Dua puluh menit kemudian, Adelia telah sampai di lobi Johnson Corporation. Ia segera masuk ke lift khusus karyawan dan menekan tombol paling atas di mana ruangannya berada.
Beruntung, pagi ini hanya dirinya di dalam lift itu. Jadi, ia tak perlu mendapat tatapan intimidasi dari para kandidat yang telah ia kalahkan. Gadis itu tersenyum tipis saat teringat ada salah satu kandidat kalah melabraknya di luar kantor.
Ting
Adelia keluar dari lift dan menuju di mana mejanya berada. Ia segera duduk di kursi dan menyalakan laptop di sana. Gadis itu dengan lincah memeriksa beberapa file sebelum mencetaknya.
Sepuluh menit kemudian, Adelia segera berdiri di depan pintu lift setelah mendapat pesan bahwa sang CEO datang. Seperti hari-hari sebelumnya, ini adalah rutinitas yang harus ia kerjakan sebelum jam kerja dimulai.
Ting...
Pintu lift terbuka, menampilkan sosok pria paruh baya yang masih tampak gagah dan tampan. Ia adalah William Johnson. Seorang CEO yang sangat terkenal di Kota New York. Namun, ada yang berbeda kali ini. Di sebelah pria paruh baya itu berdiri pria tampan yang mempunyai wajah tampan dengan kaca hitam dan satu pria lain yang berdiri di belakang keduanya.

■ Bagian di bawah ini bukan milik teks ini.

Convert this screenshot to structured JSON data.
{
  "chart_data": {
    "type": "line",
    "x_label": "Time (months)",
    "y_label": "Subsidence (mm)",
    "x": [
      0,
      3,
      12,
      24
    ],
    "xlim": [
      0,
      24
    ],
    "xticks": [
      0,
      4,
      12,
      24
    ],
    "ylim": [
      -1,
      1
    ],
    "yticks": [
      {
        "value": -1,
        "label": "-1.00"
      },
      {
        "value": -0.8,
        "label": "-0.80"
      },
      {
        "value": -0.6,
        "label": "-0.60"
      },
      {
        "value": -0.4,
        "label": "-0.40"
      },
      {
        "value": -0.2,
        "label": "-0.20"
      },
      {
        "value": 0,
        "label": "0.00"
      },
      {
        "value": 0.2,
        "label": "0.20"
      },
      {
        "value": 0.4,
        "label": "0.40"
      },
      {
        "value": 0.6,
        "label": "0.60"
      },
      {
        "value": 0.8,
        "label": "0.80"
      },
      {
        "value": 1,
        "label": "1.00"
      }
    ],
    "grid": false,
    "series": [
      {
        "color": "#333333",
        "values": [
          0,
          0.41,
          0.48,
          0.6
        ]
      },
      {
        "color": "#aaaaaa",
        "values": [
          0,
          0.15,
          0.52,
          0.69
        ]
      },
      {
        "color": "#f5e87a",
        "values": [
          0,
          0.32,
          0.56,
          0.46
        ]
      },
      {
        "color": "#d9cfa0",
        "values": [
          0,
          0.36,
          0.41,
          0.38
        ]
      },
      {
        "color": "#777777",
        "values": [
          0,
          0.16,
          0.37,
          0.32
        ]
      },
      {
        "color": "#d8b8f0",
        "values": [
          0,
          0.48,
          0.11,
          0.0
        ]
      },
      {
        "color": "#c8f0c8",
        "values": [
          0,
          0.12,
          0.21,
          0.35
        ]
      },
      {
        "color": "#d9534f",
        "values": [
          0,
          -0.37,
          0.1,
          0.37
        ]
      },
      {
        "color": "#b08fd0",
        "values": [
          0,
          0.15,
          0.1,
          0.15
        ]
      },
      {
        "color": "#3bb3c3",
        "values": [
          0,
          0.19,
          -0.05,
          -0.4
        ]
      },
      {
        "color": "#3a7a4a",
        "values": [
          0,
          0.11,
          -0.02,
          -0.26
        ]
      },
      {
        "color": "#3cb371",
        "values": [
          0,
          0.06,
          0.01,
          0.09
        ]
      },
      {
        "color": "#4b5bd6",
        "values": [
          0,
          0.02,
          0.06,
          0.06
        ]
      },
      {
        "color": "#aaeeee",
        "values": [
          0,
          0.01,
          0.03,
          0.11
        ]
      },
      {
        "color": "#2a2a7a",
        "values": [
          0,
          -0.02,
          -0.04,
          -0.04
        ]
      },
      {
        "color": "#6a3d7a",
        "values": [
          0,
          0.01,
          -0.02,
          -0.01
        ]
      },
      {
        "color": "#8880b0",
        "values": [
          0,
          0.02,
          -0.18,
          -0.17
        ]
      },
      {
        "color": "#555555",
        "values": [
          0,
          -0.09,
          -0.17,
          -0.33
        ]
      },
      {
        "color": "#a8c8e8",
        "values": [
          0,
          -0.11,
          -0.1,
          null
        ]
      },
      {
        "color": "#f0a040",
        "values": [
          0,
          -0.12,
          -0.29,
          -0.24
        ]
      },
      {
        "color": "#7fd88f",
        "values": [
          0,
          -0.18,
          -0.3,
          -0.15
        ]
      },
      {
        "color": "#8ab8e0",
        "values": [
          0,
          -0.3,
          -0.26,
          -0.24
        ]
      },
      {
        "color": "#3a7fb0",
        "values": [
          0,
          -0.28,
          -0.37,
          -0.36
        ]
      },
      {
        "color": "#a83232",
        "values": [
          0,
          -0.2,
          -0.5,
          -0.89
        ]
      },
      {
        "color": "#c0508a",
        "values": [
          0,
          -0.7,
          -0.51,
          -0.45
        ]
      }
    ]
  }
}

“Selamat pagi Mr. Johnson,” sapa Adelia sopan dengan senyum tipis di bibirnya. Gadis itu meraih tas yang berada di tangan William dengan lembut dan membungkukkan sedikit tubuhnya.
“Selamat pagi Adelia,” balas William.
Adelia berjalan lebih cepat untuk membukakan pintu ruangan William. “Silakan, Sir,” ucapnya sopan.

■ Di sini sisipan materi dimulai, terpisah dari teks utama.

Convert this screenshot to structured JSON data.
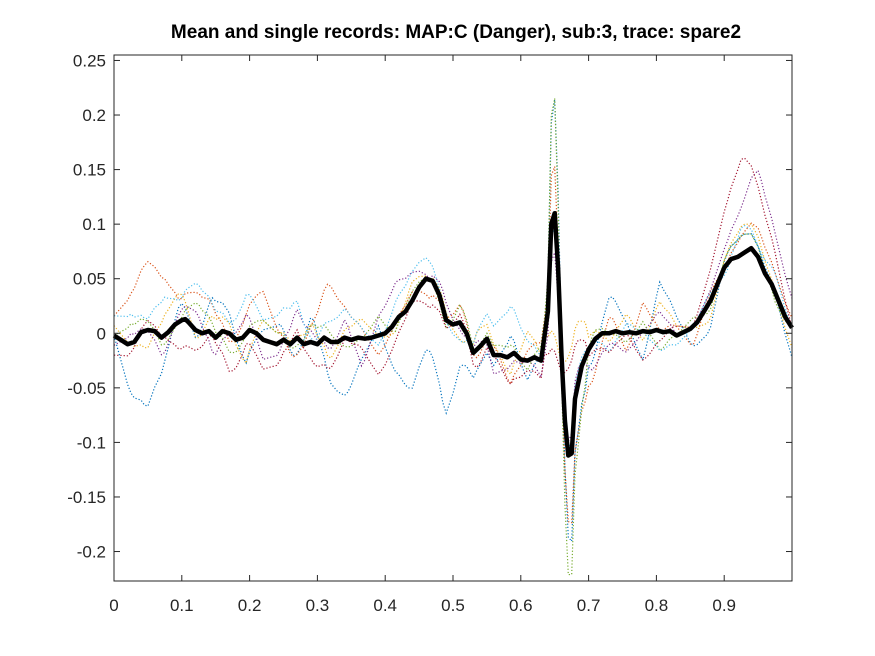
{
  "chart_data": {
    "type": "line",
    "title": "Mean and single records: MAP:C (Danger), sub:3, trace: spare2",
    "xlabel": "",
    "ylabel": "",
    "xlim": [
      0,
      1.0
    ],
    "ylim": [
      -0.227,
      0.255
    ],
    "x_ticks": [
      0,
      0.1,
      0.2,
      0.3,
      0.4,
      0.5,
      0.6,
      0.7,
      0.8,
      0.9
    ],
    "x_tick_labels": [
      "0",
      "0.1",
      "0.2",
      "0.3",
      "0.4",
      "0.5",
      "0.6",
      "0.7",
      "0.8",
      "0.9"
    ],
    "y_ticks": [
      0.25,
      0.2,
      0.15,
      0.1,
      0.05,
      0,
      -0.05,
      -0.1,
      -0.15,
      -0.2
    ],
    "y_tick_labels": [
      "0.25",
      "0.2",
      "0.15",
      "0.1",
      "0.05",
      "0",
      "-0.05",
      "-0.1",
      "-0.15",
      "-0.2"
    ],
    "grid": false,
    "legend": "none",
    "mean_series": {
      "color": "#000000",
      "style": "solid-thick",
      "x": [
        0,
        0.01,
        0.02,
        0.03,
        0.04,
        0.05,
        0.06,
        0.07,
        0.08,
        0.09,
        0.1,
        0.105,
        0.11,
        0.12,
        0.13,
        0.14,
        0.15,
        0.16,
        0.17,
        0.18,
        0.19,
        0.2,
        0.21,
        0.22,
        0.23,
        0.24,
        0.25,
        0.26,
        0.27,
        0.28,
        0.29,
        0.3,
        0.31,
        0.32,
        0.33,
        0.34,
        0.35,
        0.36,
        0.37,
        0.38,
        0.39,
        0.4,
        0.41,
        0.42,
        0.43,
        0.44,
        0.45,
        0.46,
        0.47,
        0.48,
        0.49,
        0.5,
        0.51,
        0.52,
        0.53,
        0.54,
        0.55,
        0.56,
        0.57,
        0.58,
        0.59,
        0.6,
        0.61,
        0.62,
        0.63,
        0.64,
        0.645,
        0.65,
        0.655,
        0.66,
        0.665,
        0.67,
        0.675,
        0.68,
        0.69,
        0.7,
        0.71,
        0.72,
        0.73,
        0.74,
        0.75,
        0.76,
        0.77,
        0.78,
        0.79,
        0.8,
        0.81,
        0.82,
        0.83,
        0.84,
        0.85,
        0.86,
        0.87,
        0.88,
        0.89,
        0.9,
        0.91,
        0.92,
        0.93,
        0.94,
        0.95,
        0.96,
        0.97,
        0.98,
        0.99,
        1.0
      ],
      "y": [
        -0.002,
        -0.006,
        -0.01,
        -0.008,
        0.001,
        0.003,
        0.002,
        -0.004,
        0.001,
        0.008,
        0.012,
        0.013,
        0.01,
        0.003,
        0.0,
        0.002,
        -0.004,
        0.002,
        0.0,
        -0.006,
        -0.004,
        0.003,
        0.0,
        -0.006,
        -0.008,
        -0.01,
        -0.006,
        -0.01,
        -0.004,
        -0.01,
        -0.008,
        -0.01,
        -0.004,
        -0.008,
        -0.008,
        -0.004,
        -0.006,
        -0.004,
        -0.005,
        -0.004,
        -0.002,
        0.0,
        0.006,
        0.015,
        0.02,
        0.03,
        0.042,
        0.05,
        0.048,
        0.035,
        0.012,
        0.008,
        0.01,
        0.0,
        -0.018,
        -0.012,
        -0.005,
        -0.02,
        -0.02,
        -0.022,
        -0.018,
        -0.024,
        -0.025,
        -0.022,
        -0.025,
        0.02,
        0.1,
        0.11,
        0.06,
        -0.02,
        -0.08,
        -0.112,
        -0.11,
        -0.06,
        -0.03,
        -0.015,
        -0.005,
        0.0,
        0.0,
        0.002,
        0.0,
        0.001,
        0.0,
        0.002,
        0.001,
        0.003,
        0.001,
        0.002,
        -0.002,
        0.001,
        0.004,
        0.01,
        0.02,
        0.03,
        0.045,
        0.06,
        0.068,
        0.07,
        0.074,
        0.078,
        0.07,
        0.055,
        0.045,
        0.03,
        0.015,
        0.005
      ]
    },
    "single_records": [
      {
        "name": "",
        "color": "#0072BD",
        "offsets": [
          0.0,
          -0.05,
          -0.08,
          -0.03,
          0.02,
          -0.01,
          0.04,
          0.02,
          -0.03,
          0.01,
          0.02,
          -0.02,
          0.03,
          -0.04,
          -0.06,
          -0.02,
          0.01,
          -0.05,
          -0.09,
          -0.07,
          -0.1,
          -0.04,
          -0.02,
          -0.01,
          0.02,
          -0.02,
          0.01,
          0.03,
          -0.01,
          -0.02,
          0.04,
          0.01,
          -0.03,
          0.05,
          0.02,
          -0.02,
          -0.03,
          0.01,
          0.02,
          0.01,
          0.0,
          -0.03
        ]
      },
      {
        "name": "",
        "color": "#D95319",
        "offsets": [
          0.02,
          0.05,
          0.07,
          0.06,
          0.02,
          0.04,
          0.03,
          -0.01,
          0.02,
          0.05,
          0.01,
          -0.02,
          0.02,
          0.06,
          0.03,
          0.01,
          -0.02,
          0.0,
          0.01,
          -0.02,
          0.0,
          0.02,
          -0.01,
          0.01,
          -0.03,
          0.01,
          0.02,
          -0.01,
          -0.03,
          -0.04,
          0.02,
          -0.02,
          0.03,
          0.0,
          0.01,
          -0.02,
          0.01,
          0.0,
          0.02,
          0.03,
          0.02,
          0.01
        ]
      },
      {
        "name": "",
        "color": "#EDB120",
        "offsets": [
          0.01,
          0.0,
          -0.02,
          0.02,
          0.03,
          -0.01,
          0.02,
          0.01,
          -0.03,
          0.02,
          0.01,
          0.0,
          0.02,
          -0.02,
          0.01,
          0.02,
          0.0,
          -0.01,
          0.02,
          0.0,
          0.01,
          -0.02,
          0.02,
          0.01,
          -0.02,
          0.03,
          0.0,
          -0.03,
          0.02,
          0.01,
          -0.01,
          0.02,
          -0.01,
          0.03,
          0.01,
          0.0,
          -0.02,
          0.01,
          0.03,
          0.02,
          0.0,
          -0.02
        ]
      },
      {
        "name": "",
        "color": "#7E2F8E",
        "offsets": [
          -0.01,
          0.01,
          0.0,
          -0.02,
          0.01,
          0.02,
          -0.02,
          0.0,
          0.02,
          -0.02,
          -0.01,
          0.03,
          0.01,
          -0.01,
          0.02,
          -0.03,
          0.02,
          0.04,
          0.03,
          0.0,
          0.02,
          -0.01,
          0.01,
          -0.02,
          -0.01,
          0.0,
          -0.02,
          -0.02,
          0.01,
          -0.03,
          -0.01,
          -0.02,
          0.0,
          0.02,
          0.0,
          0.0,
          0.01,
          0.02,
          0.05,
          0.09,
          0.06,
          0.03
        ]
      },
      {
        "name": "",
        "color": "#77AC30",
        "offsets": [
          0.0,
          0.02,
          0.01,
          -0.01,
          0.0,
          0.03,
          0.01,
          -0.02,
          0.0,
          0.02,
          0.01,
          -0.01,
          0.02,
          0.01,
          -0.01,
          0.0,
          0.02,
          -0.01,
          0.01,
          0.0,
          -0.01,
          0.02,
          0.0,
          0.01,
          0.01,
          -0.01,
          0.02,
          0.0,
          -0.02,
          0.01,
          0.0,
          -0.01,
          0.01,
          -0.02,
          0.0,
          0.01,
          -0.01,
          0.01,
          0.02,
          0.01,
          -0.01,
          0.0
        ]
      },
      {
        "name": "",
        "color": "#4DBEEE",
        "offsets": [
          0.02,
          0.03,
          0.01,
          0.04,
          0.02,
          0.05,
          0.03,
          0.01,
          0.04,
          0.02,
          0.03,
          0.04,
          0.0,
          0.02,
          0.03,
          0.01,
          -0.01,
          0.02,
          0.03,
          0.02,
          0.0,
          -0.02,
          0.02,
          0.03,
          0.05,
          0.02,
          0.0,
          -0.01,
          0.01,
          0.0,
          -0.02,
          0.01,
          0.0,
          -0.02,
          -0.01,
          0.0,
          0.01,
          -0.01,
          0.03,
          0.01,
          0.02,
          0.0
        ]
      },
      {
        "name": "",
        "color": "#A2142F",
        "offsets": [
          -0.02,
          -0.01,
          0.01,
          0.0,
          -0.03,
          -0.02,
          0.0,
          -0.04,
          -0.01,
          -0.03,
          -0.02,
          0.01,
          -0.02,
          -0.03,
          0.0,
          -0.01,
          -0.04,
          -0.02,
          0.0,
          -0.03,
          -0.01,
          0.01,
          -0.02,
          0.0,
          -0.03,
          -0.01,
          -0.02,
          -0.04,
          0.0,
          -0.01,
          -0.02,
          0.0,
          -0.03,
          -0.01,
          0.01,
          0.0,
          0.03,
          0.06,
          0.1,
          0.07,
          0.04,
          0.0
        ]
      }
    ]
  }
}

Setelah William yang dan kedua pria lainnya masuk, Adelia pun turut masuk untuk meletakkan tas kerja William di mejanya.
William beserta laki-laki yang tak lain adalah Alexander Felix Johnson, putra pertamanya. Alex begitu nama panggilan yang disematkan William padanya. Laki-laki berusia tiga puluh satu tahun itu mempunyai wajah tampan dan otak yang cerdas.
Sebelumnya, ia menjadi CEO di kantor cabang yang berada di California dan saat William memutuskan untuk pensiun dini, dialah satu-satunya pilihan paling tepat untuk menggantikannya.
“Kopi, Sir?” tawar Adelia sopan.
“Alex?” William memanggil nama putranya yang masih mengamati interior ruangan yang sebentar lagi akan diambil alih olehnya.
Laki-laki bernama Alex itu hanya mengangguk saja tanpa mengeluarkan suaranya. Kesan pertama yang ditangkap Adelia adalah angkuh.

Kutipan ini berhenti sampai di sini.